6.25.2006 Part 4
Friday, June 30th, 2006With an entire afternoon ahead of us, a plunge in the lake was inevitable. After a morning of working in the sun, it was desirable as well.
We enjoyed our lunch and the regular stupor afterward, but the sirens called, and soon we were packing the cooler and changing into our swimming gear. The surface of the lake had been collecting solar energy for many weeks now, and I was confident that the water would be warm and welcoming. When I stumbled down the rocky hillside to the water’s edge, I thought about simply diving directly into the lake, and I might have had I not been wearing a ball cap, which would have been knocked from my head. Then it might end up on the bottom of the lake, never to grace my head again. Such things must be considered.
So I waded in, and I could feel the warmth of the water wrapping around my legs as I moved deeper into the tea-colored water. Soon I was up to my shoulders, and then the ground dropped away from my feet and I was swimming. The water was soothingly warm, and only my strongest kicks brought up any cold water from the deep.
My swimming priorities are all wrong when I first enter the water. I can see Roundrock from a new angle when my head is at water level, and so I want to look around. Unfortunately, having left my glasses in the truck so they didn’t end up on the bottom of the lake, never to grace my head again, I had to contain my examinations to those things relatively near.
I paddled over to the stretch of broken ledge on the south side of the lake. Normally I am standing on this crumbling rock, looking down upon it. Or it is covered in water so I don’t see it at all. But this afternoon it was just at head height and so I could float along beside it and see what there was to see. What I saw were a million fragmented bits of ledge all wedged together, and each crack looked like a potential leak site. This is a realistic concern, and the fact that the new sustained water level has consistently been just below this ledge suggests that the concern may be valid. So this may be the focus of future Bentonite work. Hmmm.
Then I thought I would take the opportunity to examine the carving of our initials I had made in one of the boulders that sit in ten feet of water when the lake is full. In a similar way, I am either standing on this boulder when I want to see the initials, or they are underwater. But on this afternoon, I could again float beside them and study them to my heart’s content. Which I did, though there wasn’t so much to study. The carved initials were still there, of course.
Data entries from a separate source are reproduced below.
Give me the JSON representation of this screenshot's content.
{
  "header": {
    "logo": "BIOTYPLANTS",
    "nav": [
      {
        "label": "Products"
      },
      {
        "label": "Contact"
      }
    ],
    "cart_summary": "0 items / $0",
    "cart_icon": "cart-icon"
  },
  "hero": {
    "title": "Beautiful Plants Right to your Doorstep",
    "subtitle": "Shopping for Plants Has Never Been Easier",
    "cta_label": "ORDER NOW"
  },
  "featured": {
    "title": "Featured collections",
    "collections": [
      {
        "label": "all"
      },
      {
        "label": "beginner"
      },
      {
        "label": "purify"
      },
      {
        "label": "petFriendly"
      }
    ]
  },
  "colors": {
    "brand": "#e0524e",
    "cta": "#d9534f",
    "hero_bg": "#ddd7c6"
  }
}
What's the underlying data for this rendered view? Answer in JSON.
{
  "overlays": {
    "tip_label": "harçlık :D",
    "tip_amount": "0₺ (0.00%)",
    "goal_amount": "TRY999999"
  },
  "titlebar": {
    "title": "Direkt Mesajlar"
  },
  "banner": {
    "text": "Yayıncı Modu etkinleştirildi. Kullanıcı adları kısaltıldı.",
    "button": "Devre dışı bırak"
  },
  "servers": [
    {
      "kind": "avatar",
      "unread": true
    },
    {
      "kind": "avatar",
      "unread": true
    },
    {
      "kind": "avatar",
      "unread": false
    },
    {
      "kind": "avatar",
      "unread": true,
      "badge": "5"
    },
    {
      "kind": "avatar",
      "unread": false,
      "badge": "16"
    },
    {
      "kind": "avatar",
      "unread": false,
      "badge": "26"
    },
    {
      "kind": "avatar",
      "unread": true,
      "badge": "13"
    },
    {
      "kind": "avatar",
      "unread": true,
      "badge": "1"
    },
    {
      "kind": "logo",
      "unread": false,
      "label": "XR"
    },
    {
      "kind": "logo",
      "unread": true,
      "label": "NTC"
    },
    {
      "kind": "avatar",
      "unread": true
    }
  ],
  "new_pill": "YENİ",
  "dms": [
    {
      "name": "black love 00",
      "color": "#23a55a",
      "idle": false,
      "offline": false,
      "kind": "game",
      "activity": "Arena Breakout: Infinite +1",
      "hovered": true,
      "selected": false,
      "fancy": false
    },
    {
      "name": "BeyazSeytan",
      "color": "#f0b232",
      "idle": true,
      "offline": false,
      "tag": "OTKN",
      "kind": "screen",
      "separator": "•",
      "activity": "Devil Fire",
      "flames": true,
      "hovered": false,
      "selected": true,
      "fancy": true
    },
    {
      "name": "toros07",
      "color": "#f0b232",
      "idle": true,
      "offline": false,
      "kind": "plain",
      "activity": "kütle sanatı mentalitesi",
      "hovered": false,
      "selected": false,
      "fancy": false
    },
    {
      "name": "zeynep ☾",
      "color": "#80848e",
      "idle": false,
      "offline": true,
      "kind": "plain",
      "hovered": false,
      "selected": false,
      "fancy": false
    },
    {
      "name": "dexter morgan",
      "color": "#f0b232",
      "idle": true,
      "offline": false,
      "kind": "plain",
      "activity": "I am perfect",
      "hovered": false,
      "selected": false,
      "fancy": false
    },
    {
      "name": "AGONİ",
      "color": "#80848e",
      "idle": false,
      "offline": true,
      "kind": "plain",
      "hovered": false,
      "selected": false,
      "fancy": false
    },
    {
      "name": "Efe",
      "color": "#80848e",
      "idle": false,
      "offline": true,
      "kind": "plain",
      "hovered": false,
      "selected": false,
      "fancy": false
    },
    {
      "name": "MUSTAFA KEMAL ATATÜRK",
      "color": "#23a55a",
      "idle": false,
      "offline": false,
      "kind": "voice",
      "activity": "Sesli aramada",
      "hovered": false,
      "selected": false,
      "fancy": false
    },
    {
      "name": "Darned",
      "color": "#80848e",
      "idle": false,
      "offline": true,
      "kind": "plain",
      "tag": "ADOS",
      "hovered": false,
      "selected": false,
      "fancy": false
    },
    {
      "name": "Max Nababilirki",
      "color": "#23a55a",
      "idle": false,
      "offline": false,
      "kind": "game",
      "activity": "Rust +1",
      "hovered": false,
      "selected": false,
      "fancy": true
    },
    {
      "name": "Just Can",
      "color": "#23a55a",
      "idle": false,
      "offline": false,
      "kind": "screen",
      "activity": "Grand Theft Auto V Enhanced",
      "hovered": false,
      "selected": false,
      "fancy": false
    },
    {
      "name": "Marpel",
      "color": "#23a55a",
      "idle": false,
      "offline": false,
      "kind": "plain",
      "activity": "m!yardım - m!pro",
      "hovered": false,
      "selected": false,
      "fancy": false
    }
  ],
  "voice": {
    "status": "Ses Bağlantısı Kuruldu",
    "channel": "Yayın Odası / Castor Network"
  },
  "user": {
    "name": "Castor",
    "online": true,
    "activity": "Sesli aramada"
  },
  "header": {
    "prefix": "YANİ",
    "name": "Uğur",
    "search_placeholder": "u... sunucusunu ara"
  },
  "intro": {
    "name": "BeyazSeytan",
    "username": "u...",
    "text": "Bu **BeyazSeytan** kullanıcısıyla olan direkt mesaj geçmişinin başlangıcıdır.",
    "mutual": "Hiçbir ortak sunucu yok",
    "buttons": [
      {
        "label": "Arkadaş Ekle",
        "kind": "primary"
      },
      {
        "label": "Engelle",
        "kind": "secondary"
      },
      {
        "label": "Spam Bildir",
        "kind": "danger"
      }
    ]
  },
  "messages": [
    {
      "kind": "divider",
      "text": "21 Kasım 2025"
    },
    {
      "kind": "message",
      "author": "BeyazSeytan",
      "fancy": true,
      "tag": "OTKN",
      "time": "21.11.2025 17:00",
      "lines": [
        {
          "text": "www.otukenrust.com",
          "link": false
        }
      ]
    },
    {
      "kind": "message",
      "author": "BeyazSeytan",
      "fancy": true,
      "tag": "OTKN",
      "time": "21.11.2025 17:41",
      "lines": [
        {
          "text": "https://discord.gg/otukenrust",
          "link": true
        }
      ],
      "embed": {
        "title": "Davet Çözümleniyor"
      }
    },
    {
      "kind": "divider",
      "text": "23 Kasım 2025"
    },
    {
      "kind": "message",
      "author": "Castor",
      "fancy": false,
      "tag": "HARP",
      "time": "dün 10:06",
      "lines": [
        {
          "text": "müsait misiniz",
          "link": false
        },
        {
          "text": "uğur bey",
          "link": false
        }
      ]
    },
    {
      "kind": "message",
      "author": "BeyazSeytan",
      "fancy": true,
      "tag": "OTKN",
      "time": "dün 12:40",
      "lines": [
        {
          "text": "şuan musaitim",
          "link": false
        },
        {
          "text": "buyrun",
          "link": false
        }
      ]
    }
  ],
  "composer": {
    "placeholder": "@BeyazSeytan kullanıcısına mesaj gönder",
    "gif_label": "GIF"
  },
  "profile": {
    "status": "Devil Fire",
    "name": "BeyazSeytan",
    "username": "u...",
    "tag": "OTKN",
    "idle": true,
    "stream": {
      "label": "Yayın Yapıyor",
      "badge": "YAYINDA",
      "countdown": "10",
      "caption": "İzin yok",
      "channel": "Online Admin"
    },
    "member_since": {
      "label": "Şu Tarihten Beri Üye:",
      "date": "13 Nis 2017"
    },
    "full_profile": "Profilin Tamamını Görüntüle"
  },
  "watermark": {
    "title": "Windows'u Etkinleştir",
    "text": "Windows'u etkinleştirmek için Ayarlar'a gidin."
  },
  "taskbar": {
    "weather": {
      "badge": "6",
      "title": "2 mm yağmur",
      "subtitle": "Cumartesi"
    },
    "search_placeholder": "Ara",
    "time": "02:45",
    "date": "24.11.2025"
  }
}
Time underwater had given them a bit more contrast than when I had first gouged them out of the white limestone, and after I had splashed a little water on them just because, I floated back out to the center of the lake where Libby waited.
There wasn’t much else to examine. The face of the dam was growing over with scubby green things, which wasn’t bad since it would help prevent erosion until the water rose to that level again. I found that silt is lining the bottom of the lake, making all of the sharp rocks that were originally there a little easier to tread upon. (And, I hope the silt is helping to seal the leaks. I’m told that it can, though not as well as Bentonite, but I don’t have to pay for the silt, nor do I have to apply it, and it seems to be going down more evenly and more universally than the Bentonite I manage to cast from the shore.) When my feet could touch the bottom, I tried to make a mental map of the lakebed, but I’m not sure how well I did or how well I needed to do.
But, you see, I was busy with the wrong priorities. I was still trying to manage my woodsy wilderness, and that’s not the best use of the lake. Libby, of course, was far ahead of me. She was floating about, swimming occasionally, feeling the sun on her face, floating a bit more. And it wasn’t until I finally abandoned myself to the warm, weightless, watery womb that I began to use the lake properly.
Lake Marguerite provides its greatest service when it allows us to wash away our cares and concerns and simply exist in mindless drifting. No agendas. No projects. No schedules. Simply floating. Better than leaving my watch at home, the floating hours can pass without heed and the mind can restore itself. We might track the sun across the sky and make a guess at the hour, but mostly we don’t care. We just swim about, suspended in the warm water, until we are finished swimming about. And then one or the other of us recollects that we are actually land animals and that the world of responsibility awaits our return. With some reluctance we paddle back to the shore where we left our towels and begin to grow familiar again with gravity and the weight of the world.
____________
During our float, we could hear a heavy machine coursing back and forth beyond our trees a mile or so away. We assumed it was Good Neighbor Brian, busy mowing his meadow, and that we would soon see him and Debbie coming down our hill to join us in the water. But they never appeared, and as we drove out at the end of the day, we paused by his land and peered across the tall grass, but we saw no sign of him.
____________
The green mound you see in the photo above is the new island (Gefarinsel) we had pushed into place when we had the dam repair work done several years ago. Lake Marguerite should, it its prime, reach all of the way around this island and beyond to surround the even larger island you cannot see from this shot. I have seen Gefarinsel (Isla de Peligro) surrounded by water a couple of times, but I have yet to see the entire lakebed covered with water.
Missouri calendar:
- Bats bear young this month.
(P.S. I don’t think any bats are bearing young in my house this month. We’ve gone two days now without a sighting.)